High Court judge Andrew Bashaija has prohibited Parliament from reviewing court orders. In his ruling on Friday last week, Bashaija said constitutionally, Parliament and its committees have no powers to call for review or scrutiny of the decisions of courts of law.
This is after last year on August 26, the Parliamentary Public Accounts Committee (PAC) asked for details of the judgment of the Departed Asians Properties case. PAC requested for dates of judgments, the trial judges and lawyers involved and the compensation amounts awarded.
Three persons Jamada Baligobye, Augustine Ceaser Luseesa and John M Nsubuga filed a petition challenging PAC’s decision to demand the Solicitor General and Attorney General to avail details of court judgments. They accused PAC of overstepping its mandate.
Justice Bashaija ruled that the deliberations, discussions, and requisitions for scrutiny by PAC in the proceedings of August 22, 2019, in regard to payment of court awards and mandamus orders amounts to interference with the execution of court orders.

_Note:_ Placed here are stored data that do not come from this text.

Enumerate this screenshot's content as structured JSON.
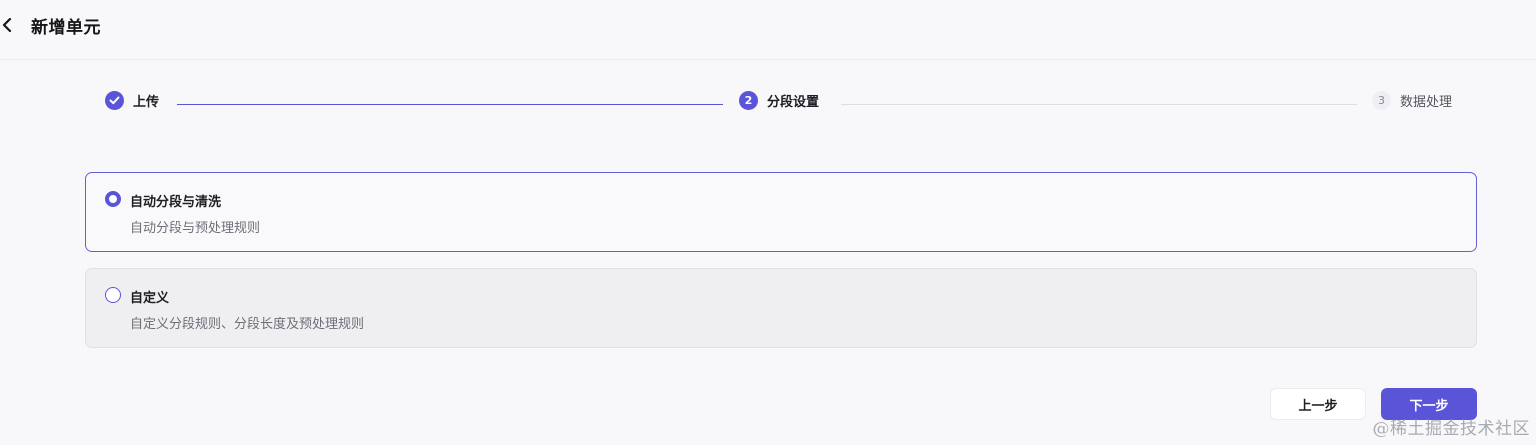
{
  "header": {
    "title": "新增单元",
    "back_icon": "chevron-left-icon"
  },
  "steps": [
    {
      "label": "上传",
      "number": "1",
      "state": "done",
      "icon": "check-circle-icon"
    },
    {
      "label": "分段设置",
      "number": "2",
      "state": "active"
    },
    {
      "label": "数据处理",
      "number": "3",
      "state": "pending"
    }
  ],
  "options": [
    {
      "title": "自动分段与清洗",
      "description": "自动分段与预处理规则",
      "selected": true
    },
    {
      "title": "自定义",
      "description": "自定义分段规则、分段长度及预处理规则",
      "selected": false
    }
  ],
  "buttons": {
    "prev_label": "上一步",
    "next_label": "下一步"
  },
  "watermark": "@稀土掘金技术社区",
  "colors": {
    "accent": "#5a55d8",
    "background": "#f8f8fa",
    "selected_border": "#6460d6"
  }
}
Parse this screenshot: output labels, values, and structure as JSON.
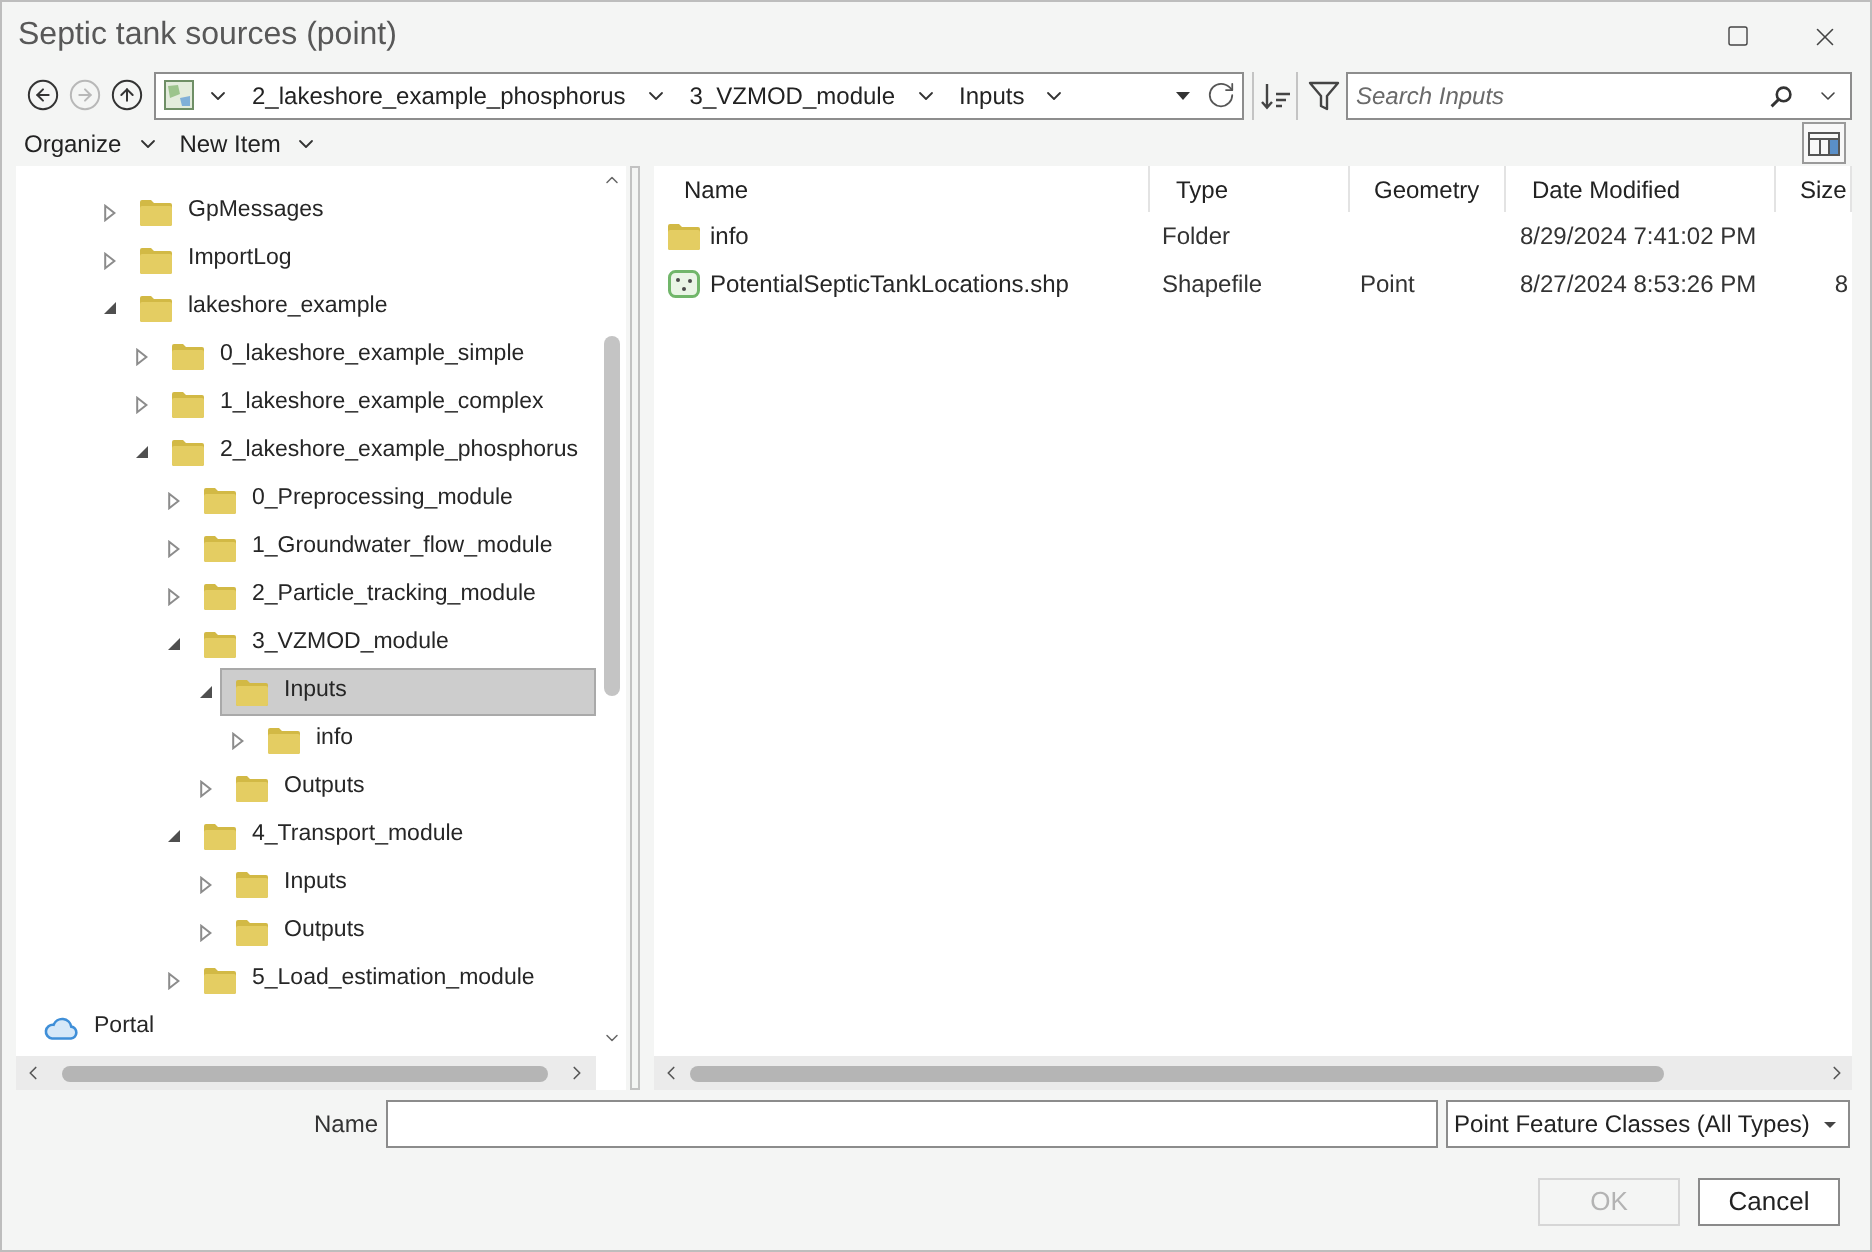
{
  "window": {
    "title": "Septic tank sources (point)"
  },
  "nav_buttons": [
    {
      "kind": "back",
      "disabled": false
    },
    {
      "kind": "forward",
      "disabled": true
    },
    {
      "kind": "up",
      "disabled": false
    }
  ],
  "breadcrumb": [
    "2_lakeshore_example_phosphorus",
    "3_VZMOD_module",
    "Inputs"
  ],
  "search": {
    "placeholder": "Search Inputs"
  },
  "toolbar": {
    "menus": [
      "Organize",
      "New Item"
    ]
  },
  "tree": {
    "items": [
      {
        "label": "GpMessages",
        "expanded": false,
        "selected": false
      },
      {
        "label": "ImportLog",
        "expanded": false,
        "selected": false
      },
      {
        "label": "lakeshore_example",
        "expanded": true,
        "selected": false,
        "children": [
          {
            "label": "0_lakeshore_example_simple",
            "expanded": false,
            "selected": false
          },
          {
            "label": "1_lakeshore_example_complex",
            "expanded": false,
            "selected": false
          },
          {
            "label": "2_lakeshore_example_phosphorus",
            "expanded": true,
            "selected": false,
            "children": [
              {
                "label": "0_Preprocessing_module",
                "expanded": false,
                "selected": false
              },
              {
                "label": "1_Groundwater_flow_module",
                "expanded": false,
                "selected": false
              },
              {
                "label": "2_Particle_tracking_module",
                "expanded": false,
                "selected": false
              },
              {
                "label": "3_VZMOD_module",
                "expanded": true,
                "selected": false,
                "children": [
                  {
                    "label": "Inputs",
                    "expanded": true,
                    "selected": true,
                    "children": [
                      {
                        "label": "info",
                        "expanded": false,
                        "selected": false
                      }
                    ]
                  },
                  {
                    "label": "Outputs",
                    "expanded": false,
                    "selected": false
                  }
                ]
              },
              {
                "label": "4_Transport_module",
                "expanded": true,
                "selected": false,
                "children": [
                  {
                    "label": "Inputs",
                    "expanded": false,
                    "selected": false
                  },
                  {
                    "label": "Outputs",
                    "expanded": false,
                    "selected": false
                  }
                ]
              },
              {
                "label": "5_Load_estimation_module",
                "expanded": false,
                "selected": false
              }
            ]
          }
        ]
      }
    ],
    "portal": {
      "label": "Portal"
    }
  },
  "file_list": {
    "columns": [
      "Name",
      "Type",
      "Geometry",
      "Date Modified",
      "Size"
    ],
    "rows": [
      {
        "kind": "folder",
        "selected": false,
        "name": "info",
        "type": "Folder",
        "date_modified": "8/29/2024 7:41:02 PM"
      },
      {
        "kind": "shapefile",
        "selected": false,
        "name": "PotentialSepticTankLocations.shp",
        "type": "Shapefile",
        "geometry": "Point",
        "date_modified": "8/27/2024 8:53:26 PM",
        "size": "8"
      }
    ]
  },
  "name_field": {
    "label": "Name"
  },
  "type_filter": {
    "value": "Point Feature Classes (All Types)"
  },
  "buttons": [
    {
      "label": "OK",
      "disabled": true
    },
    {
      "label": "Cancel",
      "disabled": false
    }
  ]
}
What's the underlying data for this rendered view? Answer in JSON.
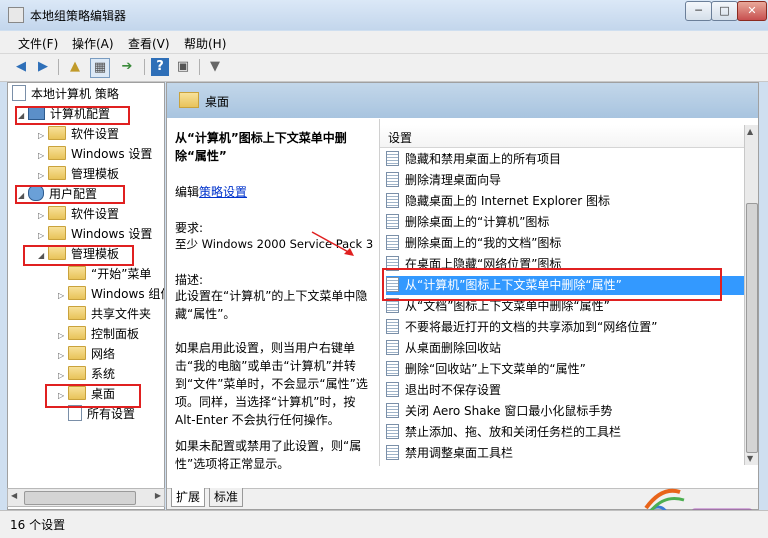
{
  "window": {
    "title": "本地组策略编辑器",
    "min_label": "─",
    "max_label": "□",
    "close_label": "✕"
  },
  "menu": [
    {
      "label": "文件(F)"
    },
    {
      "label": "操作(A)"
    },
    {
      "label": "查看(V)"
    },
    {
      "label": "帮助(H)"
    }
  ],
  "toolbar": [
    {
      "glyph": "◀"
    },
    {
      "glyph": "▶"
    },
    {
      "glyph": "▲"
    },
    {
      "glyph": "▦"
    },
    {
      "glyph": "➔"
    },
    {
      "glyph": "?"
    },
    {
      "glyph": "▣"
    },
    {
      "glyph": "▼"
    }
  ],
  "tree": {
    "root": "本地计算机 策略",
    "items": [
      {
        "label": "计算机配置"
      },
      {
        "label": "软件设置"
      },
      {
        "label": "Windows 设置"
      },
      {
        "label": "管理模板"
      },
      {
        "label": "用户配置"
      },
      {
        "label": "软件设置"
      },
      {
        "label": "Windows 设置"
      },
      {
        "label": "管理模板"
      },
      {
        "label": "“开始”菜单"
      },
      {
        "label": "Windows 组件"
      },
      {
        "label": "共享文件夹"
      },
      {
        "label": "控制面板"
      },
      {
        "label": "网络"
      },
      {
        "label": "系统"
      },
      {
        "label": "桌面"
      },
      {
        "label": "所有设置"
      }
    ]
  },
  "right": {
    "header_title": "桌面",
    "desc": {
      "title": "从“计算机”图标上下文菜单中删除“属性”",
      "edit_prefix": "编辑",
      "edit_link": "策略设置",
      "req_label": "要求:",
      "req_text": "至少 Windows 2000 Service Pack 3",
      "desc_label": "描述:",
      "desc_text": "此设置在“计算机”的上下文菜单中隐藏“属性”。",
      "enabled_text": "如果启用此设置，则当用户右键单击“我的电脑”或单击“计算机”并转到“文件”菜单时，不会显示“属性”选项。同样，当选择“计算机”时，按 Alt-Enter 不会执行任何操作。",
      "disabled_text": "如果未配置或禁用了此设置，则“属性”选项将正常显示。"
    },
    "column_header": "设置",
    "settings": [
      {
        "label": "隐藏和禁用桌面上的所有项目"
      },
      {
        "label": "删除清理桌面向导"
      },
      {
        "label": "隐藏桌面上的 Internet Explorer 图标"
      },
      {
        "label": "删除桌面上的“计算机”图标"
      },
      {
        "label": "删除桌面上的“我的文档”图标"
      },
      {
        "label": "在桌面上隐藏“网络位置”图标"
      },
      {
        "label": "从“计算机”图标上下文菜单中删除“属性”"
      },
      {
        "label": "从“文档”图标上下文菜单中删除“属性”"
      },
      {
        "label": "不要将最近打开的文档的共享添加到“网络位置”"
      },
      {
        "label": "从桌面删除回收站"
      },
      {
        "label": "删除“回收站”上下文菜单的“属性”"
      },
      {
        "label": "退出时不保存设置"
      },
      {
        "label": "关闭 Aero Shake 窗口最小化鼠标手势"
      },
      {
        "label": "禁止添加、拖、放和关闭任务栏的工具栏"
      },
      {
        "label": "禁用调整桌面工具栏"
      }
    ],
    "tabs": [
      {
        "label": "扩展"
      },
      {
        "label": "标准"
      }
    ]
  },
  "status": {
    "text": "16 个设置"
  },
  "colors": {
    "selection": "#3399ff",
    "highlight_box": "#e02020",
    "header": "#b8cfe6"
  }
}
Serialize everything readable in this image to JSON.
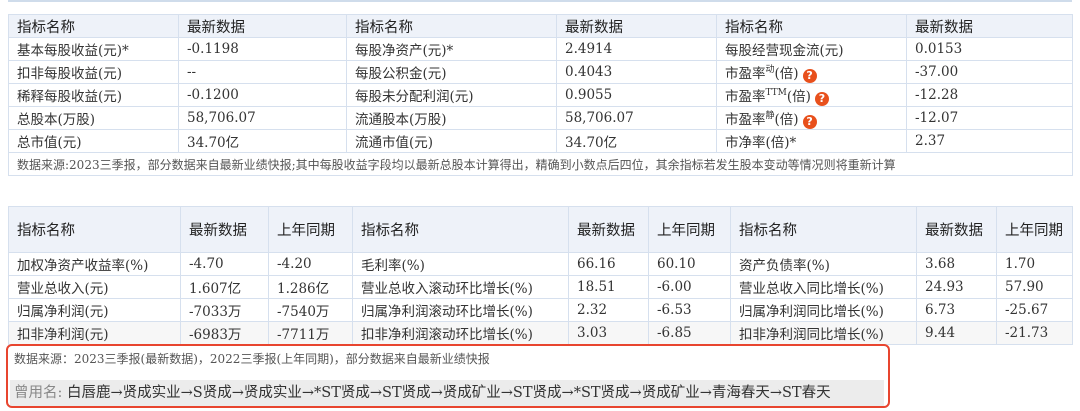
{
  "table1": {
    "headers": [
      "指标名称",
      "最新数据",
      "指标名称",
      "最新数据",
      "指标名称",
      "最新数据"
    ],
    "rows": [
      [
        "基本每股收益(元)*",
        "-0.1198",
        "每股净资产(元)*",
        "2.4914",
        "每股经营现金流(元)",
        "0.0153"
      ],
      [
        "扣非每股收益(元)",
        "--",
        "每股公积金(元)",
        "0.4043",
        "市盈率",
        "-37.00"
      ],
      [
        "稀释每股收益(元)",
        "-0.1200",
        "每股未分配利润(元)",
        "0.9055",
        "市盈率",
        "-12.28"
      ],
      [
        "总股本(万股)",
        "58,706.07",
        "流通股本(万股)",
        "58,706.07",
        "市盈率",
        "-12.07"
      ],
      [
        "总市值(元)",
        "34.70亿",
        "流通市值(元)",
        "34.70亿",
        "市净率(倍)*",
        "2.37"
      ]
    ],
    "pe_variants": [
      {
        "sup": "动",
        "suffix": "(倍)"
      },
      {
        "sup": "TTM",
        "suffix": "(倍)"
      },
      {
        "sup": "静",
        "suffix": "(倍)"
      }
    ],
    "help_glyph": "?",
    "note": "数据来源:2023三季报，部分数据来自最新业绩快报;其中每股收益字段均以最新总股本计算得出，精确到小数点后四位，其余指标若发生股本变动等情况则将重新计算"
  },
  "table2": {
    "headers": [
      "指标名称",
      "最新数据",
      "上年同期",
      "指标名称",
      "最新数据",
      "上年同期",
      "指标名称",
      "最新数据",
      "上年同期"
    ],
    "rows": [
      [
        "加权净资产收益率(%)",
        "-4.70",
        "-4.20",
        "毛利率(%)",
        "66.16",
        "60.10",
        "资产负债率(%)",
        "3.68",
        "1.70"
      ],
      [
        "营业总收入(元)",
        "1.607亿",
        "1.286亿",
        "营业总收入滚动环比增长(%)",
        "18.51",
        "-6.00",
        "营业总收入同比增长(%)",
        "24.93",
        "57.90"
      ],
      [
        "归属净利润(元)",
        "-7033万",
        "-7540万",
        "归属净利润滚动环比增长(%)",
        "2.32",
        "-6.53",
        "归属净利润同比增长(%)",
        "6.73",
        "-25.67"
      ],
      [
        "扣非净利润(元)",
        "-6983万",
        "-7711万",
        "扣非净利润滚动环比增长(%)",
        "3.03",
        "-6.85",
        "扣非净利润同比增长(%)",
        "9.44",
        "-21.73"
      ]
    ],
    "note": "数据来源：2023三季报(最新数据)，2022三季报(上年同期)，部分数据来自最新业绩快报"
  },
  "history": {
    "label": "曾用名:",
    "names": "白唇鹿→贤成实业→S贤成→贤成实业→*ST贤成→ST贤成→贤成矿业→ST贤成→*ST贤成→贤成矿业→青海春天→ST春天"
  },
  "colors": {
    "header_bg": "#eef2f9",
    "border": "#d6e0ee",
    "help_icon": "#e8501c",
    "highlight_box": "#e8452f"
  }
}
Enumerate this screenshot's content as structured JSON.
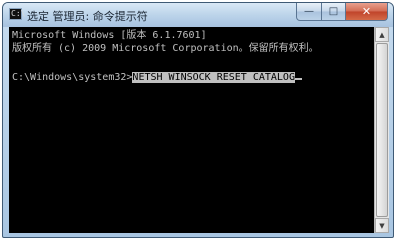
{
  "window": {
    "title": "选定 管理员: 命令提示符",
    "icon": "cmd-icon",
    "icon_glyph": "C:\\",
    "controls": {
      "minimize_glyph": "—",
      "maximize_glyph": "□",
      "close_glyph": "✕"
    }
  },
  "console": {
    "lines": [
      "Microsoft Windows [版本 6.1.7601]",
      "版权所有 (c) 2009 Microsoft Corporation。保留所有权利。",
      "",
      "C:\\Windows\\system32>"
    ],
    "command": "NETSH WINSOCK RESET CATALOG"
  },
  "scrollbar": {
    "up_glyph": "▲",
    "down_glyph": "▼"
  },
  "colors": {
    "console_bg": "#000000",
    "console_fg": "#c0c0c0",
    "selection_bg": "#c0c0c0",
    "close_button": "#c0432a"
  }
}
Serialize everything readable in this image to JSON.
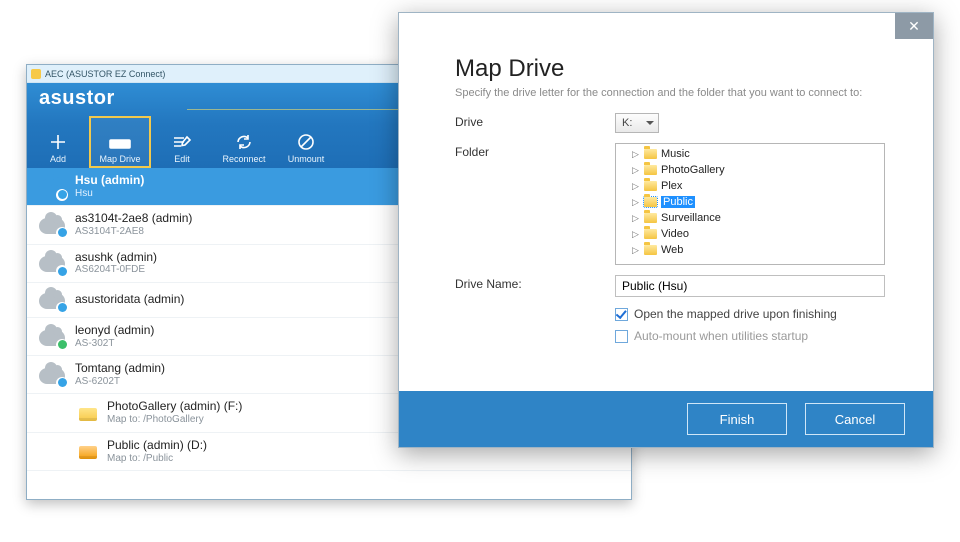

“A declaration doth issue that the directions, requisitions, orders and or decision by the chairperson of PAC in the proceedings to be availed details of mandamus payments for scrutiny and reviewing including case determination dates, lawyers involved, presiding judges of court awards amounts to interference with execution orders, is contemptuous, illegal, ultra vires, unconstitutional and a direct affront of the doctrine of separation of powers,” Bashaija said.
The judge also prohibited the chairperson of PAC from deliberating, reviewing and seeking to approve or direct on payments of court awards and interfering in any way whatsoever with the execution of court orders. He said the secretary to the Treasury is statutory-bound and obliged to pay court awards once orders are issued against government.
“An injunction doth issue restraining the respondent, Parliament, and all state organs from reviewing/scrutinizing, investigating, deliberating, discussing, seeking to approve and or interfering in any way whatsoever with the execution of court orders and or payment under court awards,” the court ordered.